Using Twitter is not a ‘requirement’ at a conference. However, a name badge is! Coming in all shapes, sizes and colours, our badges contain simple details such as our name and our affiliated institutions. SpotOn took this to a whole new level with the introduction of interactive name badges, created by Blendology. These snazzy gadgets allowed conference goers to ‘tap in’ with people they met and interacted with, creating an electronic timeline of who you met and when.


Seen as a modern approach to the business card, you were then able to access information for the people you had ‘tapped’, including their email address and Twitter handle. Each delegate’s Blendology profile could be personalised in advance, so everyone had full control of what information was shared. Despite a small amount of animosity from people concerned with handling of the data generated, I’m sure the majority would agree that these were a superb icebreaker and common conversation topic (not to mention generating a few games) thereby making networking a much less daunting task. I think these interactive badges would be an asset to any conference, with the possibility for the data you can share being endless. Their implementation at science conferences could be of real benefit: imagine being at an academic conference, networking and collaborating with fellow scientists, and upon ‘tapping in’ with them knowing that alongside their key contact details you have just obtained the links to their key publications. I think in a few years time these will be conference stalwarts. Not to mention they’re vital if you’re the sort of person who is hopeless at remembering people from their name alone.

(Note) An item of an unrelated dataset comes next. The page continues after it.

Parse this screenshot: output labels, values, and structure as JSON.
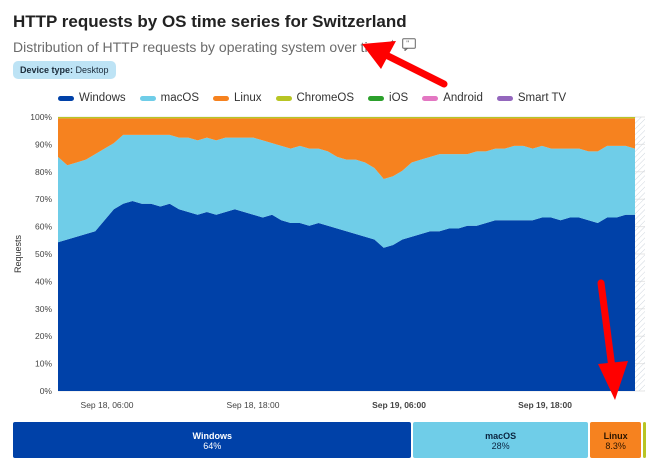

At academic conferences, I am scared to speak to anybody who is not a fellow PhD student. There is a social hierarchy that we are afraid to break. SpotOn was attended by lots of important people, but yet I was not as afraid to speak to them due to the more open and relaxed conference environment. Are academic conferences in desperate need of a shake up? Should we be looking to these modernised communication conferences for inspiration? SpotOn and Sci Comm 2013 opened my eyes to what I believe academic conferences could become: a much more engaging and enjoyable environment in which scientists and science as a whole can thrive and evolve, developing science into a more open and accessible area that uses technology to interact more directly with everyone.